Stattdessen wurde versucht, mit dem Hinweis auf seinen Tod die kritischen
Stimmen zu den Todesumständen von Wolfgang Grams zum Verstummen zu bringen.
Aller Verdacht wurde später mit dem Züricher Gutachten beiseite
gewischt, das die aus dem Körper Newrzellas herausoperierten Kugeln alle
der Waffe von Wolfgang Grams zuordnete. Widerspruchsfrei belegt ist das aber
nicht - wie auch einiges Anderes stutzig macht.
Newrzella wurde dreimal
getroffen. Eine Kugel streifte ihn horizontal und schräg von der Seite
kommend an der linken Gesäßpartie. Ob sie von vorne oder von hinten
kam, wurde nicht untersucht. Eine Kugel wurde in seinem linken Unterschenkel
gefunden, der Schußkanal beginnt auf der rechten Seite. Diese Verletzung
korrespondiert mit einem horizontalen Durchschuß im rechten Oberschenkel
in einer Höhe von 65 cm. Wahrscheinlich wurde Newrzella im Laufen
getroffen, die Kugel durchschoß erst den rechten Oberschenkel und blieb
dann im vom Laufen angehobenen linken Unterschenkel stecken. Die dritte und tödliche
Kugel traf ihn von vorne oben in die Brust. Die beiden Kugeln, die später
aus seinem Körper entnommen wurden, trafen ihn aus unterschiedlichen
Richtungen: von der Seite und von vorne - und in unterschiedlichen Höhen:
horizontal in 65 cm Höhe und von oben in 135 cm Höhe.
Der von
oben kommende Brustschuß wird in der offiziellen Version der Ereignisse
damit erklärt, daß Wolfgang Grams sich am Ende der Treppe umgedreht
und die Treppe hinunter auf den ihn verfolgenden Newrzella geschossen habe.

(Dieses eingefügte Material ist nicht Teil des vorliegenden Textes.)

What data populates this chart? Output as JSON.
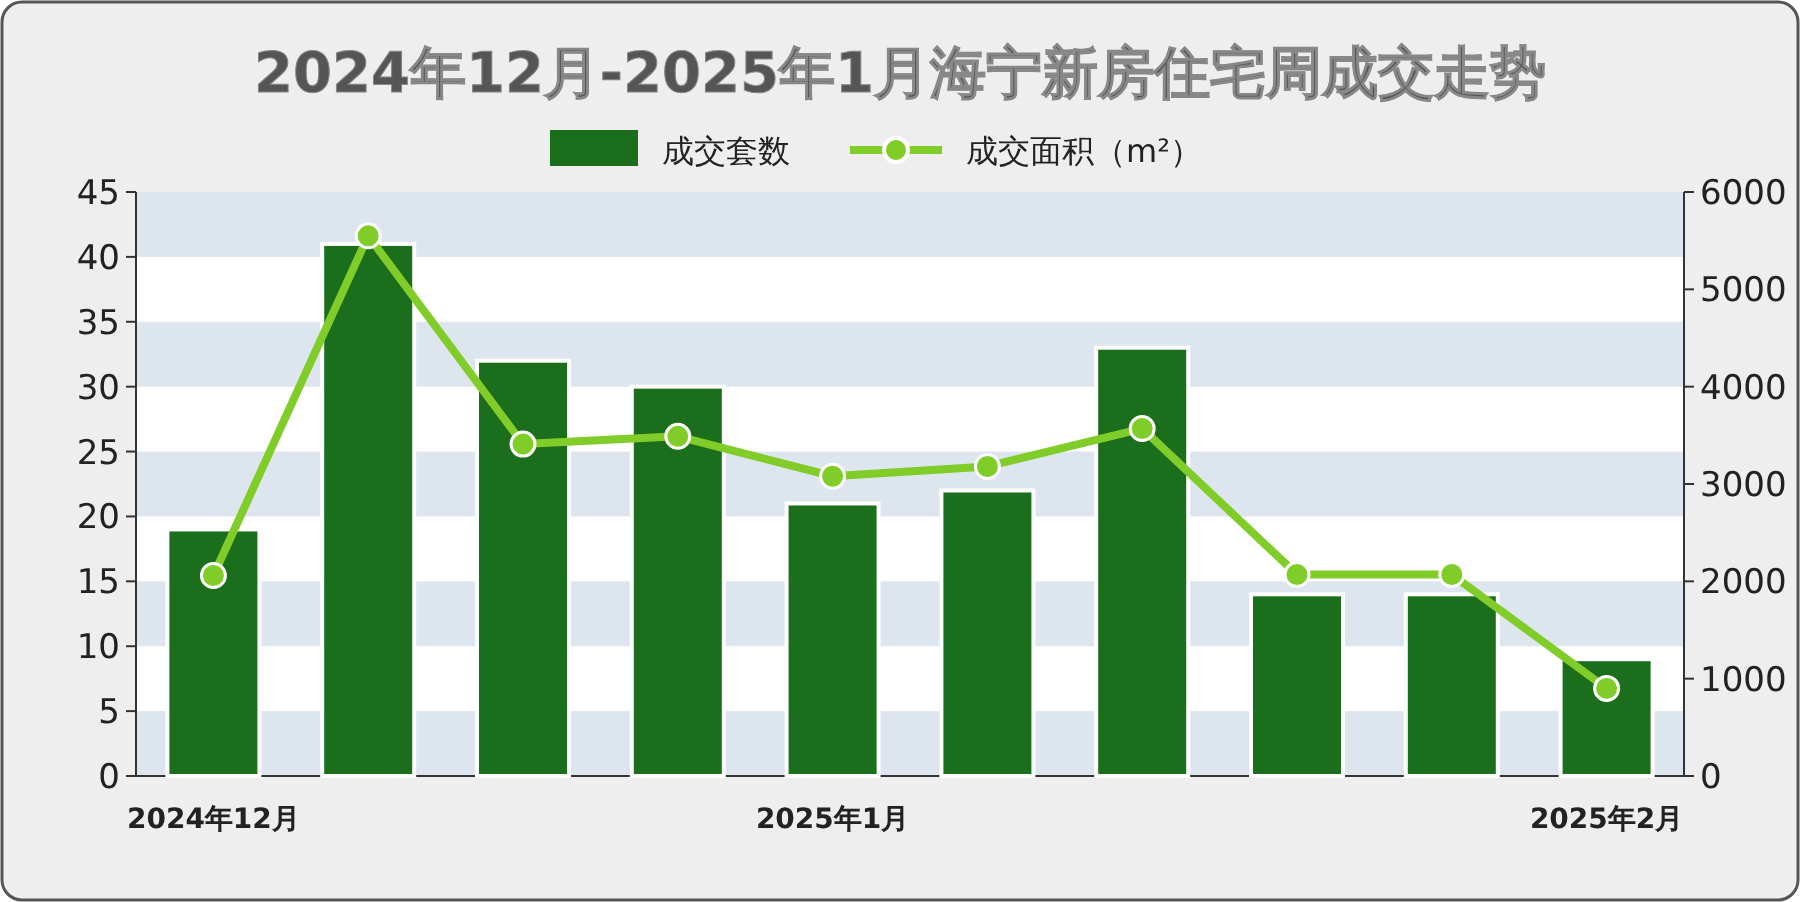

Newrzella sei sofort auf der Treppe zusammengebrochen. Diese Version war nicht
haltbar, da die Treppe keinerlei Blutspuren aufwies, auf dem Bahnsteig vor der
Treppe jedoch, wo Newrzella gelegen hatte, eine große Blutlache gefunden
wurde. Dieser Widerspruch brachte das BKA zeitweilig in Verlegenheit.2 Die offizielle Version wurde dann dahingehend
modifiziert, daß Newrzella, da er in vollem Lauf war, leicht vornübergebeugt
von der Kugel getroffen worden sei, als er Wolfgang Grams schon fast erreicht
gehabt habe. Dann hätten bei ihm allerdings die für einen Nahschuß
typischen Schmauchspuren zu finden sein müssen - aber es wurde nicht nach
ihnen gesucht.
Die beiden anderen Schußverletzungen an Beinen und Gesäß
kann diese Version ebenfalls nicht erklären. Wolfgang Grams hätte
absurde Verrenkungen ausführen müssen, um Newrzella einmal von vorne
oben, gleich darauf seitlich in Gesäßhöhe und dann von der Seite
etwas über Kniehöhe zu treffen. Es ist auch nicht vorstellbar, daß
Wolfgang Grams noch weiter auf den schon tödlich verletzt vor ihm Liegenden
geschossen hat. Er hätte nicht einmal die Zeit dazu gehabt. Es hat auch
weder ein GSG 9-Beamter noch ein ziviler Zeuge etwas derartiges ausgesagt. Es
gibt also keine vernünftige Erklärung dafür, daß alle Schußverletzungen
aus einer Waffe stammen sollen. Bezeichnenderweise wird zu dem Schuß in
die Beine, der mit beiden Versionen nicht in Einklang zu bringen ist, von
offizieller Seite nichts gesagt.
Darüberhinaus ist es aber in keinem
Fall richtig, daß Wolfgang Grams vom Ende der Treppe aus auf seine
Verfolger geschossen habe. Das ergibt sich sowohl aus der Lage seiner Patronenhülsen
als auch aus den Zeugenaussagen. Er hat erst vom Bahnsteig seitlich der Treppe
aus geschossen. Damit ist aber auch die zweite Version des BKA widerlegt, da sie
von einem Nahschuß ausgeht, Newrzella aber direkt vor der Treppe
zusammengebrochen ist.
Die Züricher Gutachter haben dann beide
aus dem Körper Newrzellas entnommenen Kugeln anhand individueller Spuren
der Waffe von Wolfgang Grams zugeordnet. Das schien trotz aller Widersprüche
im behaupteten Ablauf ein eindeutiger Beweis dafür zu sein, daß er
Newrzella erschossen hat. Allerdings ist nicht sicher, daß es sich bei den
in Zürich untersuchten Kugeln tatsächlich um die Kugeln handelt, die
im Körper Newrzellas gefunden wurden. Das Rostocker Obduktionsgutachten
beschreibt diese Kugeln nur grob. Ihm sind keine Fotos beigefügt. Ebenfalls
findet sich in den sonst sehr penibel geführten Unterlagen kein Hinweis auf
die Übergabe der Kugeln an das LKA Nordrhein-Westfalen, das sie dann an die
Züricher Gutachter weiterleitete. Im Zusammenhang mit den Widersprüchen
im offiziell "rekonstruierten" Tatablauf weckt das den Verdacht, daß
die Kugeln aus Newrzellas Körper gegen andere ausgetauscht worden sein könnten.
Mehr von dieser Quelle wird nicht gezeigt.